A todo instante, recusamo-nos a escutar o ingênuo que existe em nós. Reprimimos a criança que habita em nós e que sempre quer ver pela primeira vez. Se ela interroga, desembaraçamo-nos de sua curiosidade, tratando-a de pueril por não ter limites, com o pretexto de que estivemos na escola, onde aprendemos que existe uma ciência para todas as coisas, que poderíamos consultá-la; mas que seria perda de tempo pensar de acordo consigo mesmo e sozinho neste objeto que nos detém de repente, solicitando uma resposta. Sabemos, bem demais talvez, que existe um imenso capital de fatos e de teorias, e que encontramos, ao folhear as enciclopédias, certos nomes e palavras que representam essa riqueza virtual; e estamos seguros demais de que encontraremos alguém, em algum lugar, em condições de esclarecer-nos, se não de fascinar-nos, a respeito de qualquer assunto. É por isso que retiramos prontamente nossa atenção da maioria das coisas que começam a excitá-la, sonhando com os sábios homens que teriam aprofundado ou dissipado o acidente que acaba de despertar nossa inteligência. Mas essa prudência às vezes é preguiça; e, aliás, nada prova que tudo seja realmente examinado sob todos os aspectos.
Faço, então, uma pergunta ingênua.

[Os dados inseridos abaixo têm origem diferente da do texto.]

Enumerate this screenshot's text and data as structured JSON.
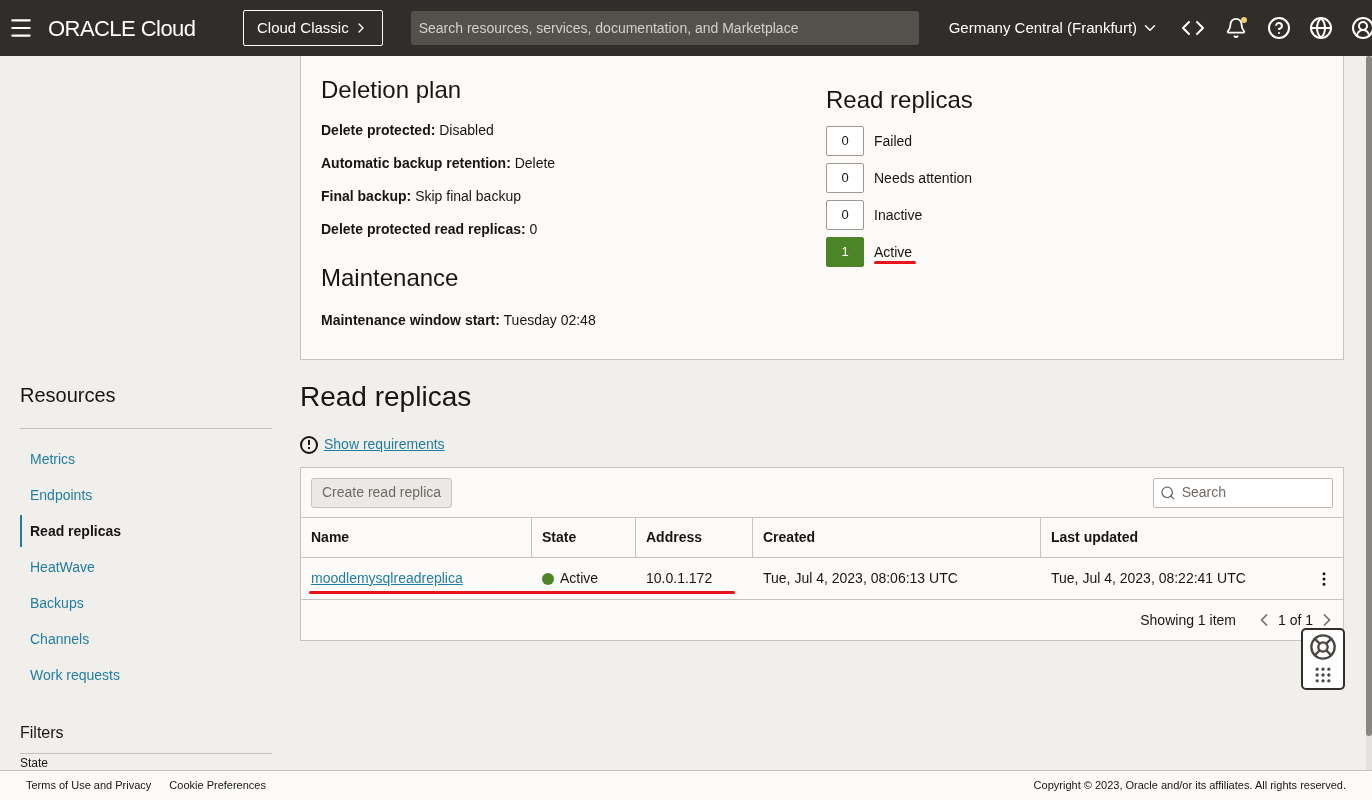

Imagino facilmente que a única coisa que sei sobre conchas é aquilo que vejo quando apanho alguma; e nada sobre sua origem, sobre sua função, sobre suas relações com o que não observo no próprio momento. Apoio-me na autoridade daquela que, um dia, rejeitou todas as idéias anteriormente admitidas.
Olho pela primeira vez essa coisa encontrada; assinalo nela o que disse a respeito de sua forma, encontro dificuldades. É quando me interrogo: Quem fez isso então?
Quem fez isso então?, diz-me o instante ingênuo.
Meu primeiro movimento de espírito foi sonhar com o Fazer.
A ideia de Fazer é a primeira e a mais humana. "Explicar" nunca é mais que descrever uma maneira de Fazer: é apenas refazer através do pensamento. O Porquê e Como, que são apenas expressões do que é exigido por essa ideia, inserem-se a todo instante, ordenando que os satisfaçamos a qualquer preço. A metafísica e a ciência somente desenvolvem sem limites essa existência. Ela pode até levar-nos a supor que ignoramos o que sabemos, quando o que sabemos não se reduz claramente a alguma habilidade. É isso recuperar os sentidos na sua fonte.
Vou então introduzir aqui o artifício de uma dúvida; e, considerando esta concha, em cuja face creio discernir uma certa "construção" como se fosse a obra de alguma mão que não está agindo "ao acaso", eu me pergunto:
Quem a fez?


Mas minha questão logo se transforma. Ela se compromete um pouco mais adiante no caminho de minha ingenuidade, e eis que começo a me preocupar em procurar em que reconhecemos que um dado objeto é ou não feito por um homem.
[...]
O problema afinal não é mais inútil ou mais ingênuo que discutir o que fez uma bela obra de música ou poesia; e se ela nos nasceu da Musa, ou veio-nos do Acaso, ou se foi o fruto de um longo trabalho? Dizer que alguém a compôs, quer se chame Mozart ou Virgílio, não é dizer muita coisa; isso não vive no espírito, pois o que cria em nós absolutamente não tem nome; trata-se apenas de eliminar de nossa profissão todos os homens menos um, em cujo mistério íntimo encerra-se o enigma intacto...
[... até podemos esculpir uma concha, mas é isso o importante?]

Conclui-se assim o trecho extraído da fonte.